January 07, 2007

The Gray Family Enters the Flat Screen Era

Our home entertainment has taken a serious turn for the better. On Thursday, our long-awaited 42-inch Sylvania plasma television arrived, daring us to more fully adopt our role as a human couch ornament. Having never lived in a home with anything better than a 27 inch CRT monitor, we thought this adjustment would be daunting, but after a few days of wiring and rewiring, we're making do.

The box arrived early, of all things, by a few hours, which gave me time to lift the behemoth the 4 vertical feet needed to rest it atop my bedroom dresser (for now). I hooked it up to our new DVD/VCR combo, and hoped for the best, but found that my technical knowledge only went so far. For some reason, the Sylvania lacked a coaxial cable port, making it nearly impossible to project real cable TV on it. Sure, it played DVDs great, but ... um... no TV. No matter how much bigger the picture, it wasn't good.

Thursday evening, after hassling with getting my wife's car towed (a different story), I ran to Radio Shack to find a magical device that converted Coaxial cable to S-Video. No such luck. They said to try Fry's. Fry's was more helpful, but anything they had was out of stock. I was told to go back to Radio Shack and ask for something else. I instead went to Best Buy, and dealt with pimply earring-wearing teen boys who didn't exactly get the situation. I walked out with a little TV Tuner doohickey that did nothing, but only cost about $20.
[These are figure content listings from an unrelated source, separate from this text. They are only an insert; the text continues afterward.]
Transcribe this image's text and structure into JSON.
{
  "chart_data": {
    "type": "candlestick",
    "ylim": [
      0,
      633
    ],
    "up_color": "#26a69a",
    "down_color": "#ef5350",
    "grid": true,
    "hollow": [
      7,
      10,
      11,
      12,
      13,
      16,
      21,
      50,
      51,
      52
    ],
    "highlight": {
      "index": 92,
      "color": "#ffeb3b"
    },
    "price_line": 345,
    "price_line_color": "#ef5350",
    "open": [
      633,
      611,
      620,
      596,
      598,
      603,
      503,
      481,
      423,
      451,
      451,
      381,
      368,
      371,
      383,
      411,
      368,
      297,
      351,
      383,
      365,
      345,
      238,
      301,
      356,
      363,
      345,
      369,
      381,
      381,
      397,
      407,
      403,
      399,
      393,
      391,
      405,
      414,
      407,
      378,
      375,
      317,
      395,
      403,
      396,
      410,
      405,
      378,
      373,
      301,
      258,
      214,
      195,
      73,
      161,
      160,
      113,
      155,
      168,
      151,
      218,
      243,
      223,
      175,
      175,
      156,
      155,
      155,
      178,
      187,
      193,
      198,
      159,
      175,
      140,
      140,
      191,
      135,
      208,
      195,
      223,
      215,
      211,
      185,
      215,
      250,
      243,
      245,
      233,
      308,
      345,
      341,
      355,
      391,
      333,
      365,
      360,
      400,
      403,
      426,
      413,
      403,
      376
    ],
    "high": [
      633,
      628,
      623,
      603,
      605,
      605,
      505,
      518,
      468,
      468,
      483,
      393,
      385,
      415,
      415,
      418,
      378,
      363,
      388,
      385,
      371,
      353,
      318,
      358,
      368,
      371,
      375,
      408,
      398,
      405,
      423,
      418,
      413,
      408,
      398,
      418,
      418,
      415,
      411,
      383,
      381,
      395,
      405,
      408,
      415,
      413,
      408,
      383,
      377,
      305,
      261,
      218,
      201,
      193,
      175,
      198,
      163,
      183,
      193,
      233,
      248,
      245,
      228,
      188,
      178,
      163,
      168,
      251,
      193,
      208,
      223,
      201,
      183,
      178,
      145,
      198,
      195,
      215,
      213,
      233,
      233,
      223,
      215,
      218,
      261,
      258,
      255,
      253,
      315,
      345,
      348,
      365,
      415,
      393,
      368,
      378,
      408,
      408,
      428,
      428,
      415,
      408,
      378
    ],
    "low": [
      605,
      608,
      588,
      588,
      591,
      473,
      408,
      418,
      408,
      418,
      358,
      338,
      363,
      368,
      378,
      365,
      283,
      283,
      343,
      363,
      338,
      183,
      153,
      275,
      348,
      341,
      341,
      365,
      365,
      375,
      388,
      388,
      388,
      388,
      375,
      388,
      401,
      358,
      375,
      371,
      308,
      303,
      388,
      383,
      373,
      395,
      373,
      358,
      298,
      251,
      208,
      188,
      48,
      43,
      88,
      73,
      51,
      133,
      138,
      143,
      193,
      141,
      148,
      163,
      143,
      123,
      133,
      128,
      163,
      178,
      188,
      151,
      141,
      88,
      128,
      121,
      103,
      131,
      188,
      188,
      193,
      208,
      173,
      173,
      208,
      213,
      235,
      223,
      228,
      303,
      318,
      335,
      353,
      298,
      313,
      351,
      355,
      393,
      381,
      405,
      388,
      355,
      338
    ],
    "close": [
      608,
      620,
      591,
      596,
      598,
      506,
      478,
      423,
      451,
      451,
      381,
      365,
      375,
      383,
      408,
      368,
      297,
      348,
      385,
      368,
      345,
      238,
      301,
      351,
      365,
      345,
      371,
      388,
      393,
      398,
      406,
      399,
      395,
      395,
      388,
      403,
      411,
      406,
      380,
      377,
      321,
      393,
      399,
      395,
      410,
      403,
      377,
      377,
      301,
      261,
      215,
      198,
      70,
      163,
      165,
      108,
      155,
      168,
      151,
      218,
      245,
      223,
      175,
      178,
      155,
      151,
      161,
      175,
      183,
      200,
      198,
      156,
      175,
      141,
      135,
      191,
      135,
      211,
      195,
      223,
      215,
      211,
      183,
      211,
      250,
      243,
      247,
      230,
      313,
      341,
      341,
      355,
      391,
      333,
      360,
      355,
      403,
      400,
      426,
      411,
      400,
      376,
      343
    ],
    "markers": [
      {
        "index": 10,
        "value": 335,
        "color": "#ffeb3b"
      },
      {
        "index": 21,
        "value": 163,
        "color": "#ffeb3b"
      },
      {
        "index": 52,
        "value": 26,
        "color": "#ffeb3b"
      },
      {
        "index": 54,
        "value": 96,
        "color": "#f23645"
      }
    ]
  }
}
Friday, I explained the situation to a friend and colleague, and he said I could connect the new plasma with the S-Video cable on our TiVo. I just had to yank the TiVo and cable box out of our living room and move them to the bedroom to do it. So, Friday evening, we tried just that. After a few trial and errors, all was working. DVD/VCR on one input, and cable TV on the other input. Now, our room is like a little theater, where we don't even have to get out of bed to watch ESPNNEWS or check out the latest TiVo recording from our Season Pass. Gluttony and sloth just got that much easier! And the picture is awesome, so long as we don't beg for HD.

The next step? Somehow figure out just why in the world channels 35 to 55 don't come in on that room but do in the other room. If you think I'm going to sit idly by as everything from TNT to ESPN, ESPN2 and CNN are unavailable, you're wrong. 42 inches of yummy flat-screen goodness is just aching for it.